Ne jamais oublier nos origines - Erik McNicholl
Erik McNicholl

Joueur de poker, je parcours la planète pour jouer dans les plus grands tournois de poker au monde. Je n'ai pas encore réussi à gagner le plus gros montant accordé à ce jour, mais j'y travaille. J'aimerais vous raconter ici toutes les aventures que je vis partout dans le monde. Les cultures différentes auxquelles je dois m'adapter, les personnes merveilleuses que je croise et celles avec qui je partage mon quotidien. J'espère que tous mes billets sauront vous divertir autant que j'aurai du plaisir à les écrire.

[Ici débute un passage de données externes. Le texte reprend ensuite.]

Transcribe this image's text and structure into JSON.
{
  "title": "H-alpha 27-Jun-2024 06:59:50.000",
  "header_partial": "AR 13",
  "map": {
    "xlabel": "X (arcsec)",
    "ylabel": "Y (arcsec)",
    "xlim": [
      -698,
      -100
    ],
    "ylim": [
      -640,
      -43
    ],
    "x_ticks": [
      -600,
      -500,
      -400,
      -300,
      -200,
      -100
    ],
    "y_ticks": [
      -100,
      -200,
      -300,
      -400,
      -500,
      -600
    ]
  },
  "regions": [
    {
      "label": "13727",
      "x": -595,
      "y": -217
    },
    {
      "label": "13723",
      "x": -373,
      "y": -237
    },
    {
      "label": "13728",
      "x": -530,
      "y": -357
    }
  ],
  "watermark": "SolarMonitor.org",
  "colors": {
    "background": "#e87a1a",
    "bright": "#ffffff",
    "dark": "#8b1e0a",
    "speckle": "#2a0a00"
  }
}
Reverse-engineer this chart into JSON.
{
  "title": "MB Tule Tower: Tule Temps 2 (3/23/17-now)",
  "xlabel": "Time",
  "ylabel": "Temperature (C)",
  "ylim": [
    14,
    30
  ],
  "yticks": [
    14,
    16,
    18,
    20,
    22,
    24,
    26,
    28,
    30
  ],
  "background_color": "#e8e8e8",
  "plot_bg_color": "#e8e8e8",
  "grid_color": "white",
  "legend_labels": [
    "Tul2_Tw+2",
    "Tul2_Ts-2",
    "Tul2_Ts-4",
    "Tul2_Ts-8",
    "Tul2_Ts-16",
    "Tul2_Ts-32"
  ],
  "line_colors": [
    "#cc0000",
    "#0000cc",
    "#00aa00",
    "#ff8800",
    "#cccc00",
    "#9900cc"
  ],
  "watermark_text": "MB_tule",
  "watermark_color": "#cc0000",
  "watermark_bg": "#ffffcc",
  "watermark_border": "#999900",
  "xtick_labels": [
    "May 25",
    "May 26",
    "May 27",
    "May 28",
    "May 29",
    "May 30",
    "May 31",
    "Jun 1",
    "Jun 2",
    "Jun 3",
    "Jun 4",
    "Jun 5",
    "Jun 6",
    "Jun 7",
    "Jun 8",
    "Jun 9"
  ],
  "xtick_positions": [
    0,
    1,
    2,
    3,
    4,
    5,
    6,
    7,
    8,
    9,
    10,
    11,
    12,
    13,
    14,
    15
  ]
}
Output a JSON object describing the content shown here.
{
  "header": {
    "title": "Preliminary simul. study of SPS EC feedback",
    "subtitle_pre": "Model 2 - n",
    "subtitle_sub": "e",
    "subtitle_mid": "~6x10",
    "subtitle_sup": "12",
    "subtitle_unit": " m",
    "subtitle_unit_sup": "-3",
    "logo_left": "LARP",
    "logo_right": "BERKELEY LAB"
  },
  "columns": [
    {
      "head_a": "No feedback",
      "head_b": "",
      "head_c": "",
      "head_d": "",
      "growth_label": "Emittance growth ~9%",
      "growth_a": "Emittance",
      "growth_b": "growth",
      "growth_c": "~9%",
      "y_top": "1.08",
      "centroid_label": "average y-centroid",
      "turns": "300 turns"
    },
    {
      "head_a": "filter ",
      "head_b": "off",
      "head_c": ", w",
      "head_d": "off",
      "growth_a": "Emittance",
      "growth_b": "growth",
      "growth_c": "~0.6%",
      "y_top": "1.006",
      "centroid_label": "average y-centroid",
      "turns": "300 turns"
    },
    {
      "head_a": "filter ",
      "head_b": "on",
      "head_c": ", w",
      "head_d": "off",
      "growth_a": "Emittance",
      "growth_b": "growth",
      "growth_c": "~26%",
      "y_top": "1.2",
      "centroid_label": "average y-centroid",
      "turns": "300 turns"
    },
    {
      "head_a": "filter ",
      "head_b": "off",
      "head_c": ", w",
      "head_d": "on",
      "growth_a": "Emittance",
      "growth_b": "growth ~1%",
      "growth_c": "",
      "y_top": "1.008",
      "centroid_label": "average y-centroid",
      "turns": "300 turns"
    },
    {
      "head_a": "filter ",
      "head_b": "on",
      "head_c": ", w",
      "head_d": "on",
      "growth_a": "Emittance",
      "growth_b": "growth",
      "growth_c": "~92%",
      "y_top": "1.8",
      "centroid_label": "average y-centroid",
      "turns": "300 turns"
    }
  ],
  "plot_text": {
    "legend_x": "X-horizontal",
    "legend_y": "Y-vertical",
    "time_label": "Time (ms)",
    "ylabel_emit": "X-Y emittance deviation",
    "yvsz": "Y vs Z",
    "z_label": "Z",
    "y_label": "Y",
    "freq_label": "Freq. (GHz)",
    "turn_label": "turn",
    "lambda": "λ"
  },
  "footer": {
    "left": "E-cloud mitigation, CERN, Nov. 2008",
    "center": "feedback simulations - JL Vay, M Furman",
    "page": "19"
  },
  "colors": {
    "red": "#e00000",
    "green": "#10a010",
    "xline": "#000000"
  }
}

Ne jamais oublier nos origines

Ne jamais oublier nos origines - Erik McNicholl

J’avais décidé de sortir, ce soir. Je mis mon jeans délavé, une chemise blanche en lin et je pris une veste assortie à mon pantalon. Parfumé, lavé, propre de la tête aux pieds, j’espérais trouver de la compagnie. Je venais d’arriver dans cette ville, un mois auparavant. Malheureusement, mon emploi du temps ne me laissait pas beaucoup de temps pour découvrir les lieux branchés et rencontrer du monde. J’étais donc très enthousiaste à l’idée de ma sortie.

J’appréciais l’agitation de la rue quand je descendais. J’ai grandi à la campagne, et la découverte de la ville m’émerveilla. La chaleur de l’été régnait encore en cette fin de journée. Un restaurant avec des auvents multicolores était plein à craquer. Devant mon immeuble, je voyais une bande de jeunes qui s’amusaient à se lancer de l’eau. Armés de bouteilles, les adolescents jouaient encore comme de jeunes enfants. Ils riaient sans regarder autour d’eux, jusqu’à ce que l’inévitable arrive ; un passant se retrouva mouillé. Je souris, mais l’altercation que j’entendis stoppa net ma bonne humeur. Je m’approchais.

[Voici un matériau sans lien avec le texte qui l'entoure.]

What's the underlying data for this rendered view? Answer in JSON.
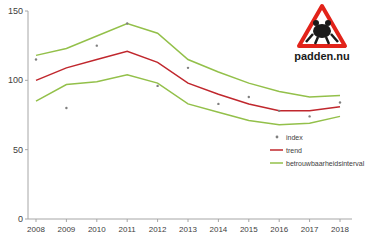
{
  "chart_data": {
    "type": "line",
    "annotation": "padden.nu",
    "categories": [
      "2008",
      "2009",
      "2010",
      "2011",
      "2012",
      "2013",
      "2014",
      "2015",
      "2016",
      "2017",
      "2018"
    ],
    "series": [
      {
        "name": "index",
        "type": "scatter",
        "marker": "dot",
        "color": "#7f7f7f",
        "values": [
          115,
          80,
          125,
          141,
          96,
          109,
          83,
          88,
          78,
          74,
          84
        ]
      },
      {
        "name": "trend",
        "type": "line",
        "color": "#c0272d",
        "values": [
          100,
          109,
          115,
          121,
          113,
          98,
          90,
          83,
          78,
          78,
          81
        ]
      },
      {
        "name": "betrouwbaarheidsinterval",
        "type": "band",
        "color": "#93c04a",
        "lower": [
          85,
          97,
          99,
          104,
          98,
          83,
          77,
          71,
          68,
          69,
          74
        ],
        "upper": [
          118,
          123,
          132,
          141,
          134,
          115,
          106,
          98,
          92,
          88,
          89
        ]
      }
    ],
    "ylim": [
      0,
      150
    ],
    "yticks": [
      0,
      50,
      100,
      150
    ],
    "grid": false,
    "legend": "right"
  }
}
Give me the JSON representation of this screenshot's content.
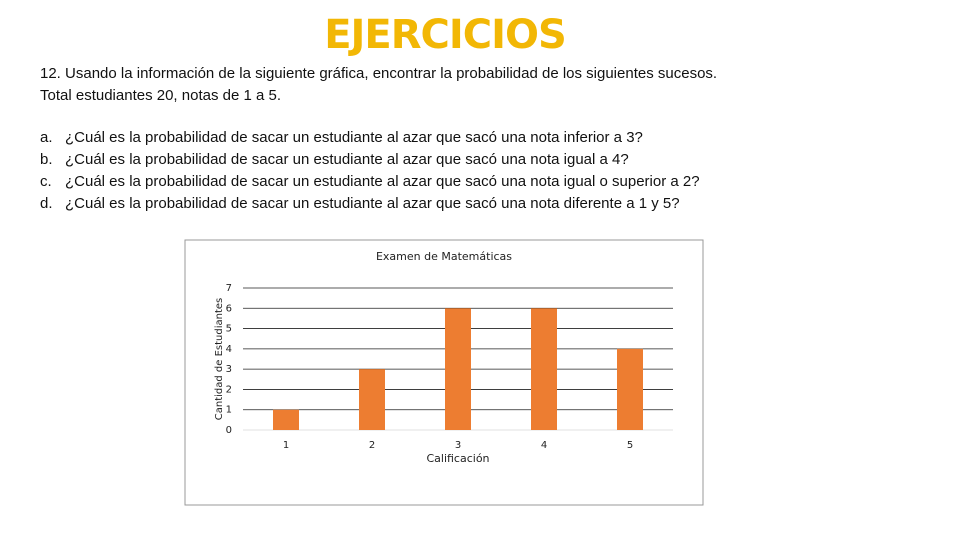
{
  "header": {
    "title": "EJERCICIOS"
  },
  "intro": [
    "12. Usando la información de la siguiente gráfica, encontrar la probabilidad de los siguientes sucesos.",
    "Total estudiantes 20, notas de 1 a 5."
  ],
  "questions": [
    {
      "letter": "a.",
      "text": "¿Cuál es la probabilidad de sacar un estudiante al azar que sacó una nota inferior a 3?"
    },
    {
      "letter": "b.",
      "text": "¿Cuál es la probabilidad de sacar un estudiante al azar que sacó una nota igual a 4?"
    },
    {
      "letter": "c.",
      "text": "¿Cuál es la probabilidad de sacar un estudiante al azar que sacó una nota igual o superior a 2?"
    },
    {
      "letter": "d.",
      "text": "¿Cuál es la probabilidad de sacar un estudiante al azar que sacó una nota diferente a 1 y 5?"
    }
  ],
  "chart_data": {
    "type": "bar",
    "title": "Examen de Matemáticas",
    "x_label": "Calificación",
    "y_label": "Cantidad de Estudiantes",
    "categories": [
      "1",
      "2",
      "3",
      "4",
      "5"
    ],
    "values": [
      1,
      3,
      6,
      6,
      4
    ],
    "color": "#ed7d31",
    "ylim": [
      0,
      7
    ],
    "yticks": [
      0,
      1,
      2,
      3,
      4,
      5,
      6,
      7
    ],
    "grid": true
  }
}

L’homme avait une partie de son costume trempée. Il criait après les jeunes qui se confondaient en excuses. Cela le calma. Les jeunes partirent dans une autre rue, nous laissant tous les deux, l’infortuné passant et moi. J’étais bien embêté pour lui ; même avec la température estivale de la nuit, son état devait être inconfortable. Je lui proposais d’aller se sécher chez moi. Il me regarda, surpris. « C’est très gentil, j’accepte votre offre avec plaisir. »

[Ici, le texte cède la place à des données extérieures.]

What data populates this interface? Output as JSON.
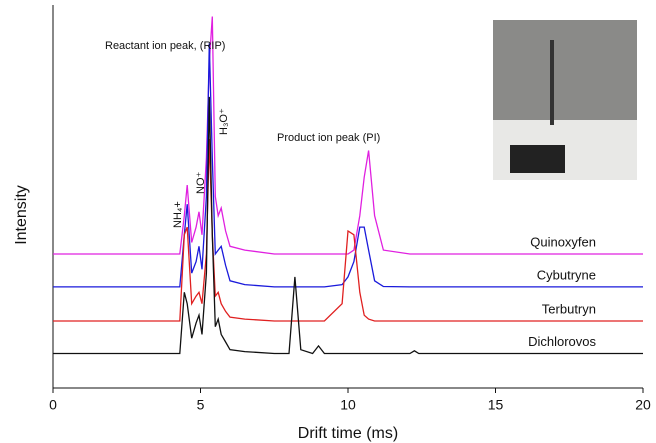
{
  "chart_data": {
    "type": "line",
    "x_label": "Drift time (ms)",
    "y_label": "Intensity",
    "annotations": [
      "Reactant ion peak, (RIP)",
      "Product ion peak (PI)",
      "NH₄+",
      "NO⁺",
      "H₃O⁺"
    ],
    "x": [
      0,
      4.3,
      4.45,
      4.55,
      4.7,
      4.85,
      4.95,
      5.05,
      5.2,
      5.3,
      5.4,
      5.5,
      5.6,
      5.7,
      5.85,
      6.0,
      6.5,
      7.5,
      8.0,
      8.2,
      8.4,
      8.8,
      9.0,
      9.2,
      9.8,
      10.0,
      10.2,
      10.4,
      10.55,
      10.7,
      10.9,
      11.2,
      12.1,
      12.25,
      12.4,
      20
    ],
    "series": [
      {
        "name": "Quinoxyfen",
        "color": "#e020e0",
        "values": [
          35,
          35,
          45,
          53,
          38,
          42,
          46,
          40,
          60,
          85,
          97,
          50,
          45,
          47,
          41,
          37,
          36,
          35,
          35,
          35,
          35,
          35,
          35,
          35,
          35,
          35,
          36,
          45,
          55,
          62,
          45,
          36,
          35,
          35,
          35,
          35
        ]
      },
      {
        "name": "Cybutryne",
        "color": "#1a1adb",
        "values": [
          26.4,
          26.4,
          40,
          48,
          30,
          33,
          37,
          31,
          50,
          90,
          60,
          35,
          36,
          37,
          32,
          28,
          27,
          26.4,
          26.4,
          26.4,
          26.4,
          26.4,
          26.4,
          26.4,
          27,
          29,
          33,
          42,
          42,
          36,
          28,
          26.5,
          26.4,
          26.4,
          26.4,
          26.4
        ]
      },
      {
        "name": "Terbutryn",
        "color": "#e02020",
        "values": [
          17.5,
          17.5,
          40,
          42,
          22,
          24,
          25,
          22,
          35,
          65,
          40,
          24,
          25,
          22,
          20,
          18.5,
          18,
          17.5,
          17.5,
          17.5,
          17.5,
          17.5,
          17.5,
          17.5,
          22,
          41,
          40,
          25,
          19,
          18,
          17.5,
          17.5,
          17.5,
          17.5,
          17.5,
          17.5
        ]
      },
      {
        "name": "Dichlorovos",
        "color": "#111111",
        "values": [
          9,
          9,
          25,
          22,
          13,
          17,
          19,
          14,
          30,
          76,
          40,
          16,
          18,
          14,
          12,
          10,
          9.5,
          9,
          9,
          29,
          10,
          9,
          11,
          9,
          9,
          9,
          9,
          9,
          9,
          9,
          9,
          9,
          9,
          9.7,
          9,
          9
        ]
      }
    ],
    "xlim": [
      0,
      20
    ],
    "xticks": [
      0,
      5,
      10,
      15,
      20
    ],
    "ylim": [
      0,
      100
    ]
  }
}
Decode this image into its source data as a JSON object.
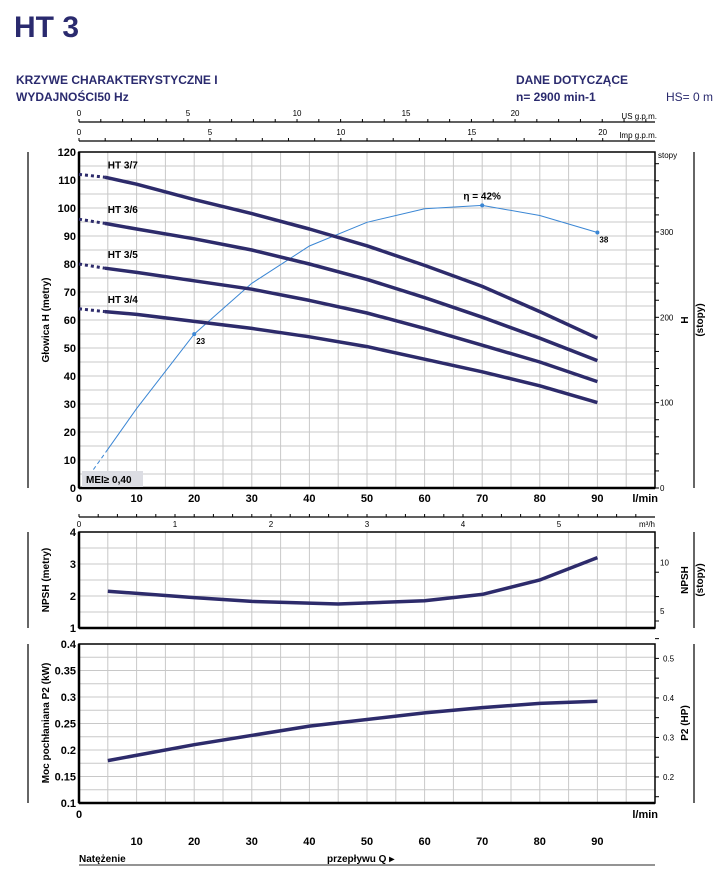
{
  "header": {
    "model": "HT 3",
    "subtitle_line1": "KRZYWE CHARAKTERYSTYCZNE I",
    "subtitle_line2": "WYDAJNOŚCI50 Hz",
    "data_title": "DANE DOTYCZĄCE",
    "speed": "n= 2900 min-1",
    "hs": "HS= 0 m"
  },
  "colors": {
    "brand": "#2a2a6e",
    "curve": "#2d2b6b",
    "efficiency": "#3a86d4",
    "grid": "#c8c8c8"
  },
  "chart_data": [
    {
      "type": "line",
      "title": "Głowica H (metry)",
      "xlabel": "l/min",
      "ylabel": "Głowica H (metry)",
      "ylabel_right": "H",
      "ylabel_right2": "(stopy)",
      "right_unit": "stopy",
      "xlim": [
        0,
        100
      ],
      "ylim": [
        0,
        120
      ],
      "grid": true,
      "x_ticks": [
        0,
        10,
        20,
        30,
        40,
        50,
        60,
        70,
        80,
        90
      ],
      "y_ticks": [
        0,
        10,
        20,
        30,
        40,
        50,
        60,
        70,
        80,
        90,
        100,
        110,
        120
      ],
      "y_right_ticks": [
        0,
        100,
        200,
        300
      ],
      "top_axes": [
        {
          "unit": "US g.p.m.",
          "ticks": [
            0,
            5,
            10,
            15,
            20
          ]
        },
        {
          "unit": "Imp g.p.m.",
          "ticks": [
            0,
            5,
            10,
            15,
            20
          ]
        }
      ],
      "bottom_axis": {
        "unit": "m³/h",
        "ticks": [
          0,
          1,
          2,
          3,
          4,
          5
        ]
      },
      "series": [
        {
          "name": "HT 3/7",
          "dotted": [
            [
              0,
              112
            ],
            [
              4.5,
              111
            ]
          ],
          "points": [
            [
              4.5,
              111
            ],
            [
              10,
              108.5
            ],
            [
              20,
              103
            ],
            [
              30,
              98
            ],
            [
              40,
              92.5
            ],
            [
              50,
              86.5
            ],
            [
              60,
              79.5
            ],
            [
              70,
              72
            ],
            [
              80,
              63
            ],
            [
              90,
              53.5
            ]
          ]
        },
        {
          "name": "HT 3/6",
          "dotted": [
            [
              0,
              96
            ],
            [
              4.5,
              94.5
            ]
          ],
          "points": [
            [
              4.5,
              94.5
            ],
            [
              10,
              92.5
            ],
            [
              20,
              89
            ],
            [
              30,
              85
            ],
            [
              40,
              80
            ],
            [
              50,
              74.5
            ],
            [
              60,
              68
            ],
            [
              70,
              61
            ],
            [
              80,
              53.5
            ],
            [
              90,
              45.5
            ]
          ]
        },
        {
          "name": "HT 3/5",
          "dotted": [
            [
              0,
              80
            ],
            [
              4.5,
              78.5
            ]
          ],
          "points": [
            [
              4.5,
              78.5
            ],
            [
              10,
              77
            ],
            [
              20,
              74
            ],
            [
              30,
              71
            ],
            [
              40,
              67
            ],
            [
              50,
              62.5
            ],
            [
              60,
              57
            ],
            [
              70,
              51
            ],
            [
              80,
              45
            ],
            [
              90,
              38
            ]
          ]
        },
        {
          "name": "HT 3/4",
          "dotted": [
            [
              0,
              64
            ],
            [
              4.5,
              63
            ]
          ],
          "points": [
            [
              4.5,
              63
            ],
            [
              10,
              62
            ],
            [
              20,
              59.5
            ],
            [
              30,
              57
            ],
            [
              40,
              54
            ],
            [
              50,
              50.5
            ],
            [
              60,
              46
            ],
            [
              70,
              41.5
            ],
            [
              80,
              36.5
            ],
            [
              90,
              30.5
            ]
          ]
        }
      ],
      "efficiency": {
        "name": "η",
        "peak_label": "η = 42%",
        "unit": "%",
        "points": [
          [
            2.5,
            3
          ],
          [
            5,
            6
          ],
          [
            10,
            12
          ],
          [
            20,
            23
          ],
          [
            30,
            30.5
          ],
          [
            40,
            36
          ],
          [
            50,
            39.5
          ],
          [
            60,
            41.5
          ],
          [
            70,
            42
          ],
          [
            80,
            40.5
          ],
          [
            90,
            38
          ]
        ],
        "markers": [
          {
            "x": 20,
            "value": 23,
            "label": "23"
          },
          {
            "x": 70,
            "value": 42,
            "label": ""
          },
          {
            "x": 90,
            "value": 38,
            "label": "38"
          }
        ]
      },
      "annotation": "MEI≥ 0,40"
    },
    {
      "type": "line",
      "ylabel": "NPSH (metry)",
      "ylabel_right": "NPSH",
      "ylabel_right2": "(stopy)",
      "xlim": [
        0,
        100
      ],
      "ylim": [
        1,
        4
      ],
      "y_ticks": [
        1,
        2,
        3,
        4
      ],
      "y_right_ticks": [
        5,
        10
      ],
      "series": [
        {
          "name": "NPSH",
          "points": [
            [
              5,
              2.15
            ],
            [
              20,
              1.95
            ],
            [
              30,
              1.83
            ],
            [
              45,
              1.75
            ],
            [
              60,
              1.85
            ],
            [
              70,
              2.05
            ],
            [
              80,
              2.5
            ],
            [
              90,
              3.2
            ]
          ]
        }
      ]
    },
    {
      "type": "line",
      "ylabel": "Moc pochłaniana P2 (kW)",
      "ylabel_right": "P2 (HP)",
      "xlabel": "l/min",
      "xlim": [
        0,
        100
      ],
      "ylim": [
        0.1,
        0.4
      ],
      "y_ticks": [
        0.1,
        0.15,
        0.2,
        0.25,
        0.3,
        0.35,
        0.4
      ],
      "y_tick_labels": [
        "0.1",
        "0.15",
        "0.2",
        "0.25",
        "0.3",
        "0.35",
        "0.4"
      ],
      "y_right_ticks": [
        0.2,
        0.3,
        0.4,
        0.5
      ],
      "x_zero_label": "0",
      "series": [
        {
          "name": "P2",
          "points": [
            [
              5,
              0.18
            ],
            [
              20,
              0.21
            ],
            [
              40,
              0.245
            ],
            [
              60,
              0.27
            ],
            [
              70,
              0.28
            ],
            [
              80,
              0.288
            ],
            [
              90,
              0.292
            ]
          ]
        }
      ]
    }
  ],
  "footer": {
    "x_ticks": [
      10,
      20,
      30,
      40,
      50,
      60,
      70,
      80,
      90
    ],
    "label_left": "Natężenie",
    "label_mid": "przepływu Q ▸"
  }
}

Dans mon appartement, il se mit à son aise après que je lui eus passé de quoi se changer. Il engagea la conversation et me demanda d’où je venais. On voyait bien, remarquait-il, que vous n’êtes pas d’ici. Les urbains laissent leurs congénères se débrouiller seuls, le plus souvent, et se méfient de tous ceux qu’ils ne connaissent pas. Parfois à juste raison, et il me fit la leçon, m’expliquant qu’il ne fallait pas proposer à n’importe qui d’entrer chez soi. Je racontais mon histoire, mes origines à cet inconnu. Quand j’eus fini, il m’expliqua qu’il avait eu la même expérience que moi. Mais que, maintenant qu’il vivait en ville depuis des années, il reconnaissait qu’il avait oublié d’où il venait. Il me remercia de lui avoir donné l’occasion de se le remémorer. Cette soirée fut enrichissante pour nous deux. Moi, je me reprochais ma grande naïveté. J’aurais pu tomber sur quelqu’un animé par de mauvaises intentions. Mais si c’était à refaire, je le referais, persuadé que je suis encore que nous devons nous entraider.